Alternatives to the Fourth
Hurdle: Clinical and Cost-Effectiveness Analyses in Europe: Bridging the Gap Between Science, Industry, and Policy Makers
Kees de Joncheere, Regional
Adviser, Health Technology and Pharmaceuticals, WHO Regional
Office, Copenhagen, Denmark
The following is taken from the
Second Plenary Session, Monday October 25th, 2004, at the ISPOR
7TH Annual European Congress, Hamburg, Germany
Good morning. First of all, thank you very much for coming
and thank you very much, ISPOR, for the invitation. I was one of
the lucky ones to be at the first ISPOR European Congress in
Cologne, Germany, and being here back after seven years it’s
obvious that you have come a long way over those seven years. So
congratulations. I’m working with the World Health Organization
(WHO) and as a disclaimer, what I will be saying will not
necessarily represent the official opinion of WHO. A couple of
words of introduction on our organization, you will probably
know WHO is the specialized agency on public health of the
United Nations. Our headquarters is based in Geneva. For the
European region as in every other continent we have a regional
office based in Copenhagen. And I am particularly responsible
for the area of medicines, the larger part of our work deals
with the countries of the former Soviet Union and other Eastern
European countries but we have been working quite closely with
many of the EU and Western European countries on issues around
appropriate use of medicines and pricing and reimbursement
policies. Last year we were asked to do a review, of NICE in the
UK. We have also currently just finalized a report which is
called Priority Medicines for Europe and the world which is due
to be published published shortly and it’s a report commissioned
by The Netherlands government under the EU. Presidency and it is
at a public health agenda for pharmaceutical R&D. I will be
talking about some of the general policy issues, about what’s
happening in reimbursement and cost effectiveness evaluations.

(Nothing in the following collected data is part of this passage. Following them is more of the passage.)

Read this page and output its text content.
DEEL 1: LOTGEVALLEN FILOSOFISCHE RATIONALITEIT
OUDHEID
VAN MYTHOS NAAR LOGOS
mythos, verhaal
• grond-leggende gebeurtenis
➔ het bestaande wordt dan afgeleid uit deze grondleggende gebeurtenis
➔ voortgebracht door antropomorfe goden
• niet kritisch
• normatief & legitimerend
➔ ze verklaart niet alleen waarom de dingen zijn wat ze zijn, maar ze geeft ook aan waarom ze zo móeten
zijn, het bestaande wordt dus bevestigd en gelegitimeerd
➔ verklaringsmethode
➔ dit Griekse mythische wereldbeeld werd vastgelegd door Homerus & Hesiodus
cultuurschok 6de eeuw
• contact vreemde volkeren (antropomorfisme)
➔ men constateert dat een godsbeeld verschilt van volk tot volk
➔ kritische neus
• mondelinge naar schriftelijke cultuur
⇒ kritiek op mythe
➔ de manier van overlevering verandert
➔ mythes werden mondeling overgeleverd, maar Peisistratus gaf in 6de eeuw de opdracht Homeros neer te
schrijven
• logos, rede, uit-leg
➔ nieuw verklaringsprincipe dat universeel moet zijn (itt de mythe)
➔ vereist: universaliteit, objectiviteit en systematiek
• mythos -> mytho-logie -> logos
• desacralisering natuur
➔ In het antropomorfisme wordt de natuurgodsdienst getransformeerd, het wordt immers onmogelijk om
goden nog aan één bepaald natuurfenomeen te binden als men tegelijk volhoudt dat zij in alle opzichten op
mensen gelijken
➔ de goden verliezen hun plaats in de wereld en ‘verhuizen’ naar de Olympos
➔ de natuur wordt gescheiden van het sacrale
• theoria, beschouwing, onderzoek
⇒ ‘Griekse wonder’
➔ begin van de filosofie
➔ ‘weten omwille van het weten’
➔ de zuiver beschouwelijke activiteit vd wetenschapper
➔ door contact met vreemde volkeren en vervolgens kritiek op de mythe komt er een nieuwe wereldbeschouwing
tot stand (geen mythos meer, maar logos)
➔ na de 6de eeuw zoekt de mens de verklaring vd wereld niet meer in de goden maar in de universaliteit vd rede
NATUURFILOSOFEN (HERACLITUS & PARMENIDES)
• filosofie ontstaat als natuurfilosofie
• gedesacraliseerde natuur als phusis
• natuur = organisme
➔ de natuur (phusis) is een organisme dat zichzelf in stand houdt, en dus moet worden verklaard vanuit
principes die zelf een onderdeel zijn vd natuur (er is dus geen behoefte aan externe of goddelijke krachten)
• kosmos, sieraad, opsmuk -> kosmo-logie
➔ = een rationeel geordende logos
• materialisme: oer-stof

When we look across Europe, obviously at a governmental level
there are a number of important policy objectives that we need
to take into account when we talk about pharmaceuticals. First
of all, we want to have equitable access for patients to
effective and safe medicines. We need to make sure that we have
appropriate prescribing and use of medicines. We need to make
sure that we get value for money because this is largely a
publicly financed system in all the European countries. And at
the same time, we need to balance this with an industrial policy
and with EU, European Union single market objectives. Obviously
both from a pharmaceutical R & D industry point of view as well
from a generics point of view, Europe is an important player in
the world in that respect and obviously from a political point
of view those issues need to be balanced. And at the same time
it is important to again remind us about the underpinning values
of our health care systems very much focused again on equitable
access and solidarity. One of the major concerns, again well
known to everybody is the rising cost of medicines often rising
faster than inflation, rising faster than health care costs.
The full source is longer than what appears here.